Cabin Fever was made when Covid-19 forced the world into lockdown. Burnett, used to long days on her feet, found herself confined to her apartment with plenty of time on her hands. But instead of leaning into sourdough starters, jigsaw puzzles and bingeing Normal People, Burnett took the downtime as a chance to create – by herself, for herself. How did she start? “With potatoes,” she laughs. “I took photos of potatoes. Sometimes I’d decorate them or whatever, but I just played around with potatoes, basically.”
These, frankly, off-the-wall roots took hold and before long Burnett was engrossed in what would become her first book. Her approach to photography since then, and evident in I Wash You Dry, shares a sense of spontaneity, opportunism and surrealism. You get the impression that she doesn’t want to hand hold audiences. “I always like when people can’t understand how I made an image,” she admits, adding that at a recent exhibition of her work at Unseen Amsterdam people were looking at the pictures with their heads turned. “I love that people might want to look at my work upside down.”
In a lot of the images, Burnett – behind the camera and in front of it – is literally in a tricky position. Posing and shooting simultaneously must be tough? “Yes!” she agrees. “But I think that’s what makes the images work. I don’t think any of them could have turned out this way if I hadn’t done both. I mean, I have used my toe to press the camera shutter!” This multitasking definitely adds to the surreal quality of the work, but so does the editing process, which is in some cases heavy – often incorporating intricate collage – which is what gives the kaleidoscope effect to so many of the images. “The collage stuff definitely added a new element,” she says. “One image – a cup pouring into the ocean was created towards the end.”
The post-shoot is, she says, just as important as capturing the photos themselves.
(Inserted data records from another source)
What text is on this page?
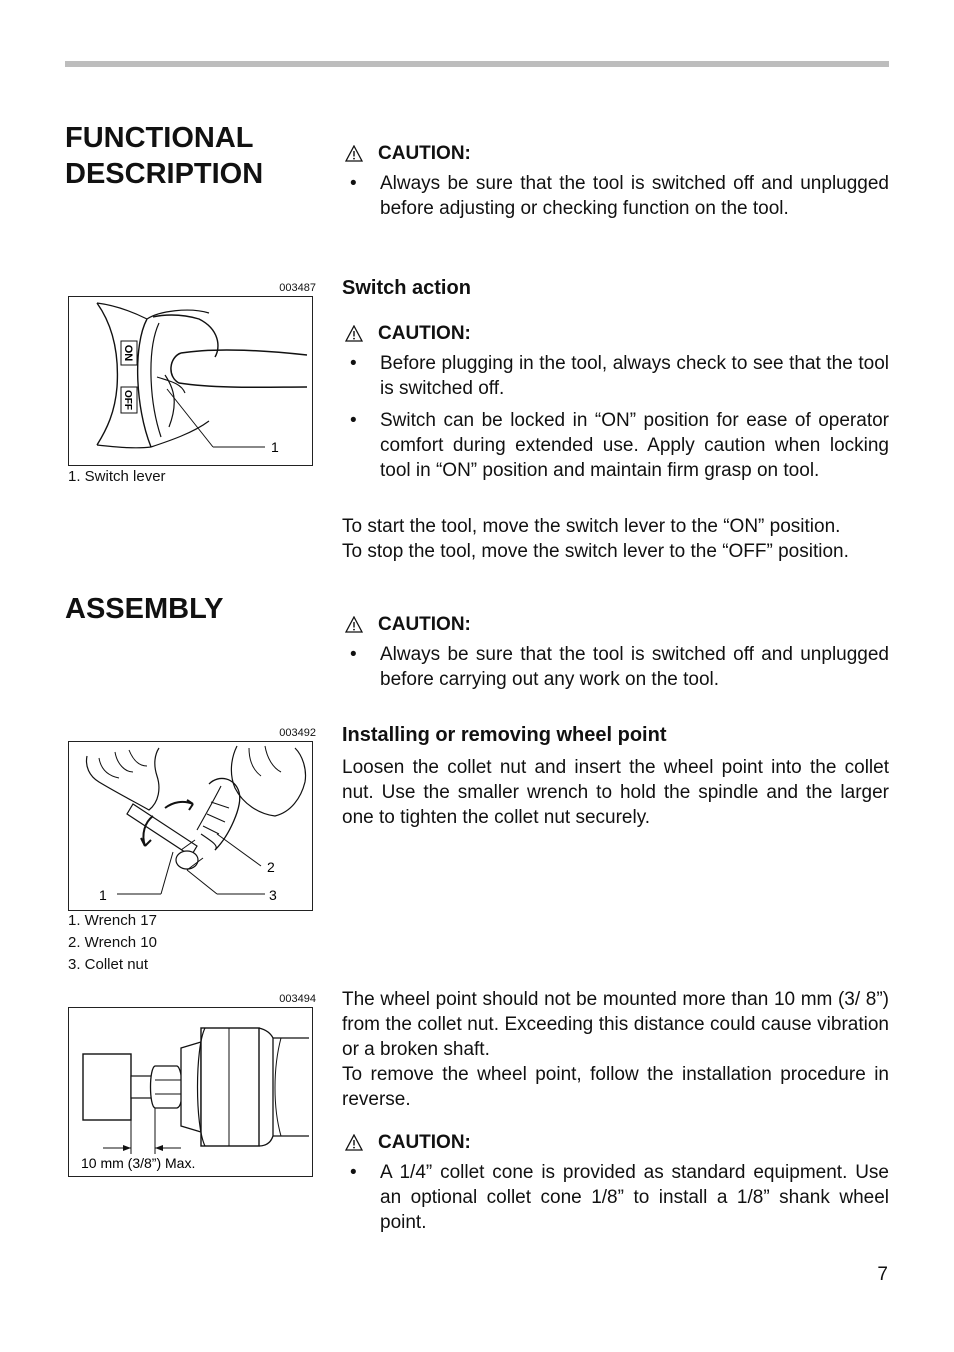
FUNCTIONAL
DESCRIPTION
CAUTION:
• Always be sure that the tool is switched off and unplugged before adjusting or checking function on the tool.
Switch action
CAUTION:
• Before plugging in the tool, always check to see that the tool is switched off.
• Switch can be locked in “ON” position for ease of operator comfort during extended use. Apply caution when locking tool in “ON” position and maintain firm grasp on tool.

To start the tool, move the switch lever to the “ON” position.

To stop the tool, move the switch lever to the “OFF” position.

003487
ON
OFF
1
1. Switch lever
ASSEMBLY	CAUTION:
• Always be sure that the tool is switched off and unplugged before carrying out any work on the tool.
Installing or removing wheel point

Loosen the collet nut and insert the wheel point into the collet nut. Use the smaller wrench to hold the spindle and the larger one to tighten the collet nut securely.

003492
1
2
3
1. Wrench 17
2. Wrench 10
3. Collet nut

The wheel point should not be mounted more than 10 mm (3/ 8”) from the collet nut. Exceeding this distance could cause vibration or a broken shaft.

To remove the wheel point, follow the installation procedure in reverse.

003494
10 mm (3/8”) Max.
CAUTION:
• A 1/4” collet cone is provided as standard equipment. Use an optional collet cone 1/8” to install a 1/8” shank wheel point.
7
Often she’d start editing images on the day she shot them, poring over them at night and considering how the layouts would look. “For me it was really important to have pages which worked with each other in a complementary or even weird way: two totally different scenarios next to each other.” But the edit was not an end point: “It gave rise to further inspiration and images that I then took in New York.” Burnett recalls wetting her legs in the shower so they’d match a beach shot from the Caribbean. Wasn’t there a temptation to keep tinkering and playing around with all of these ideas; when potential is infinite, how did she ever reach an endpoint? “I wanted the book to be the best of the best,” she says. “I didn’t want an excess of images or images for no reason. I needed to hit an exact 40-page mark. I wanted to feel content and be like ‘this is it’.”
I Wash You Dry by Katie Burnett is out now via Dashwood Books.